Reeleito no primeiro turno e alçado ao posto de nova liderança nacional, o prefeito de Belo Horizonte, Alexandre Kalil (PSD) pregou o diálogo com a Câmara Municipal e disse aos novos vereadores: “Estamos no mesmo barco. Estamos na mesma canoa”. Kalil, que passou a ser visto em seu partido como um nome forte para disputar o governo de Minas em 2022, reforçou que a capital é plural, “uma cidade de LGBTs, de cristãos, evangélicos, de negros, de brancos e assim continuará sendo”.
Mais jovem prefeito eleito no país, João Campos (PSB), que aos 26 anos governará a capital de Pernambuco, afirmou que sua prioridade será a imunização de toda a população recifense. “Jamais me omitirei enquanto houver vidas em risco. Não cairemos na armadilha da negação da ciência.”
Campos foi outro que enfatizou a importância do contraditório. “Como disse Dom Hélder, ‘se discordas de mim, tu me enriqueces’. A boa convivência com o contraditório é a essência da democracia”, frisou.
Também eleito pelo PSB, o prefeito de Maceió, João Henrique Caldas (JHC), criou uma coordenadoria para definir protocolos sanitários e a logística de imunização. “Estamos vivendo um período atípico, muito diferente e muito difícil. Mas com unidade, com largueza de visão, a gente vai conseguir transpassar muitos dos obstáculos”, afirmou.
Eleito com apoio de Ciro Gomes em Fortaleza, José Sarto (PDT) afirmou que “não há tempo nem espaço para o negacionismo que despreza a ciência”. A vacina, complementou, é crucial para a retomada das aulas presenciais e para a recuperação econômica.
“Imunização já!”, pediu o prefeito Rafael Greca (PSD), reeleito em Curitiba. Ele disse aguardar definições dos governos federal e estadual para traçar os limites de ação do município e lamentou o fato de o Paraná não ter possibilidade de produção e distribuição de vacinas anti-covid-19. “Não pouparei esforços até o momento em que [] todos possamos ser imunizados e estarmos livres desse vírus”, declarou Greca.
Mesmo prefeitos com perfil à direita, como o de Porto Alegre, Sebastião Melo (MDB), que se elegeu com apoio de simpatizantes de Bolsonaro para derrotar a candidata Manuela d’Ávila (PCdoB), enfatizaram a importância de um Plano Nacional de Imunização.

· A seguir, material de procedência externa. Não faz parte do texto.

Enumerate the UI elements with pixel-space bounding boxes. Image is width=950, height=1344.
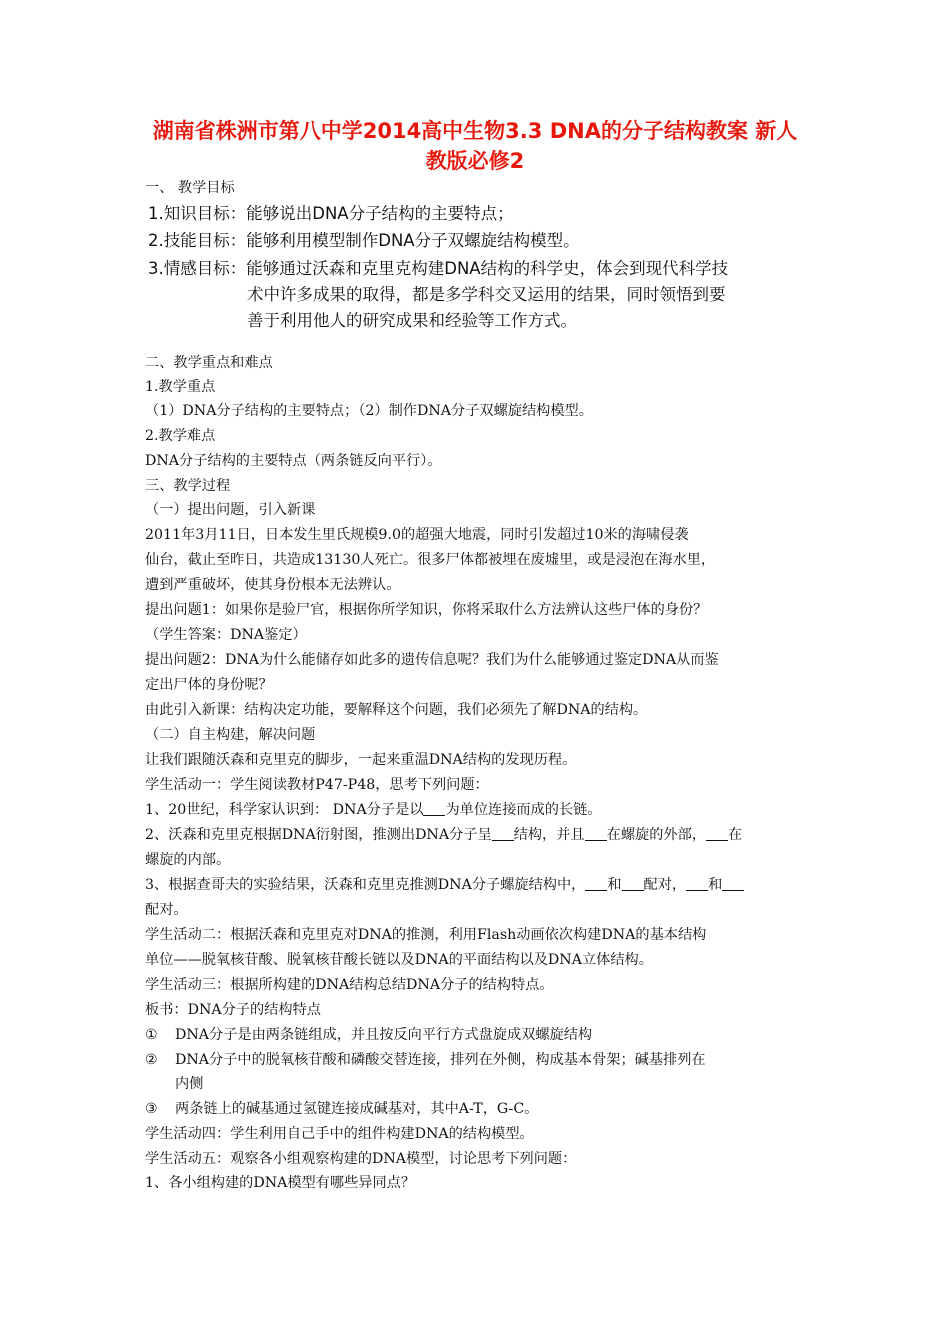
activity-2-line-1: 学生活动二：根据沃森和克里克对DNA的推测，利用Flash动画依次构建DNA的基本结构 [145, 927, 707, 943]
activity-5: 学生活动五：观察各小组观察构建的DNA模型，讨论思考下列问题： [145, 1151, 577, 1167]
difficulty-label: 2.教学难点 [145, 428, 216, 444]
question-2-line-2: 定出尸体的身份呢？ [145, 677, 273, 693]
question-1: 提出问题1：如果你是验尸官，根据你所学知识，你将采取什么方法辨认这些尸体的身份？ [145, 602, 708, 618]
intro-text: 由此引入新课：结构决定功能，要解释这个问题，我们必须先了解DNA的结构。 [145, 702, 648, 718]
objective-skill: 2.技能目标：能够利用模型制作DNA分子双螺旋结构模型。 [148, 231, 580, 250]
feature-1: ① DNA分子是由两条链组成，并且按反向平行方式盘旋成双螺旋结构 [145, 1024, 592, 1046]
answer-blank[interactable] [585, 825, 607, 841]
objective-emotion: 3.情感目标：能够通过沃森和克里克构建DNA结构的科学史，体会到现代科学技 [148, 259, 729, 278]
circled-number: ③ [145, 1101, 158, 1117]
answer-blank[interactable] [423, 800, 445, 816]
feature-3: ③ 两条链上的碱基通过氢键连接成碱基对，其中A-T，G-C。 [145, 1098, 538, 1120]
board-heading: 板书：DNA分子的结构特点 [145, 1002, 321, 1018]
answer-blank[interactable] [622, 875, 644, 891]
paragraph-earthquake-2: 仙台，截止至昨日，共造成13130人死亡。很多尸体都被埋在废墟里，或是浸泡在海水里， [145, 552, 716, 568]
key-points-label: 1.教学重点 [145, 379, 216, 395]
answer-blank[interactable] [706, 825, 728, 841]
key-points-text: （1）DNA分子结构的主要特点；（2）制作DNA分子双螺旋结构模型。 [145, 403, 593, 419]
difficulty-text: DNA分子结构的主要特点（两条链反向平行）。 [145, 453, 442, 469]
circled-number: ② [145, 1052, 158, 1068]
paragraph-earthquake-3: 遭到严重破坏，使其身份根本无法辨认。 [145, 577, 401, 593]
question-1-answer: （学生答案：DNA鉴定） [145, 627, 307, 643]
objective-emotion-cont-1: 术中许多成果的取得，都是多学科交叉运用的结果，同时领悟到要 [247, 285, 726, 304]
part2-heading: （二）自主构建，解决问题 [145, 727, 316, 743]
question-2-line-1: 提出问题2：DNA为什么能储存如此多的遗传信息呢？我们为什么能够通过鉴定DNA从而鉴 [145, 652, 719, 668]
section-heading-objectives: 一、 教学目标 [145, 180, 235, 196]
objective-emotion-cont-2: 善于利用他人的研究成果和经验等工作方式。 [247, 311, 577, 330]
fill-question-a: 1、20世纪，科学家认识到： DNA分子是以 为单位连接而成的长链。 [145, 802, 602, 818]
objective-knowledge: 1.知识目标：能够说出DNA分子结构的主要特点； [148, 204, 514, 223]
answer-blank[interactable] [722, 875, 744, 891]
final-question: 1、各小组构建的DNA模型有哪些异同点？ [145, 1175, 416, 1191]
answer-blank[interactable] [686, 875, 708, 891]
fill-question-b-cont: 螺旋的内部。 [145, 852, 231, 868]
feature-2-cont: 内侧 [175, 1076, 204, 1092]
fill-question-c: 3、根据查哥夫的实验结果，沃森和克里克推测DNA分子螺旋结构中， 和 配对， 和 [145, 874, 744, 896]
feature-2: ② DNA分子中的脱氧核苷酸和磷酸交替连接，排列在外侧，构成基本骨架；碱基排列在 [145, 1049, 706, 1071]
circled-number: ① [145, 1027, 158, 1043]
answer-blank[interactable] [492, 825, 514, 841]
paragraph-earthquake-1: 2011年3月11日，日本发生里氏规模9.0的超强大地震，同时引发超过10米的海啸侵袭 [145, 527, 689, 543]
title-line-2: 教版必修2 [425, 149, 525, 173]
section-heading-process: 三、教学过程 [145, 478, 231, 494]
activity-1: 学生活动一：学生阅读教材P47-P48，思考下列问题： [145, 777, 489, 793]
title-line-1: 湖南省株洲市第八中学2014高中生物3.3 DNA的分子结构教案 新人 [152, 119, 798, 143]
activity-2-line-2: 单位——脱氧核苷酸、脱氧核苷酸长链以及DNA的平面结构以及DNA立体结构。 [145, 952, 653, 968]
fill-question-b: 2、沃森和克里克根据DNA衍射图，推测出DNA分子呈 结构，并且 在螺旋的外部， 在 [145, 827, 743, 843]
answer-blank[interactable] [585, 875, 607, 891]
follow-text: 让我们跟随沃森和克里克的脚步，一起来重温DNA结构的发现历程。 [145, 752, 577, 768]
document-title [130, 116, 820, 176]
activity-4: 学生活动四：学生利用自己手中的组件构建DNA的结构模型。 [145, 1126, 534, 1142]
part1-heading: （一）提出问题，引入新课 [145, 502, 316, 518]
activity-3: 学生活动三：根据所构建的DNA结构总结DNA分子的结构特点。 [145, 977, 554, 993]
fill-question-c-cont: 配对。 [145, 902, 188, 918]
section-heading-key-points: 二、教学重点和难点 [145, 355, 273, 371]
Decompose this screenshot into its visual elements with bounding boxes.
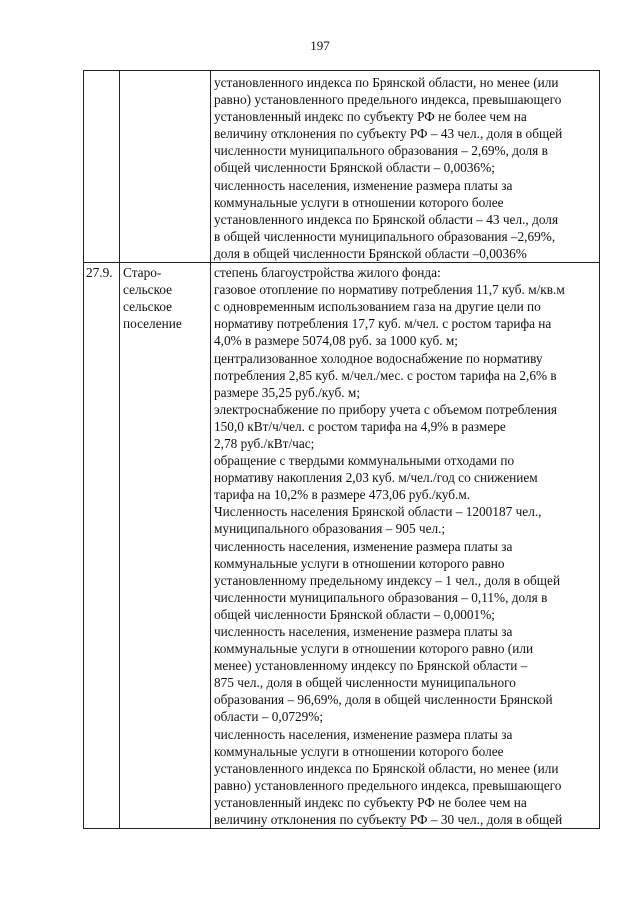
text-line: с одновременным использованием газа на другие цели по [214, 299, 541, 315]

“Vamos trabalhar pela vacina. Acredito que o governo federal vai colocar a vacina à disposição da população, creio piamente nisso. Vacina não pode ser ideológica, de onde vier é bem vinda, desde que seja testada”, disse. E foi além: “Se o governo federal não der sinais claros, nós vamos fazer um consórcio metropolitano, nós vamos comprar a vacina para o povo de Porto Alegre, inclusive removendo orçamento de um lugar pra outro, porque a vida em primeiro lugar”.
Em São Luís, Eduardo Braide (Podemos) prometeu divulgar um plano municipal de imunização. “Teremos a missão de juntos enfrentarmos essa pandemia e por isso, criei um grupo formado por especialistas em imunização para que a gente possa apresentar já nos próximos dias um plano municipal de vacinação, para que tão logo as vacinas sejam liberadas pelas autoridades sanitárias."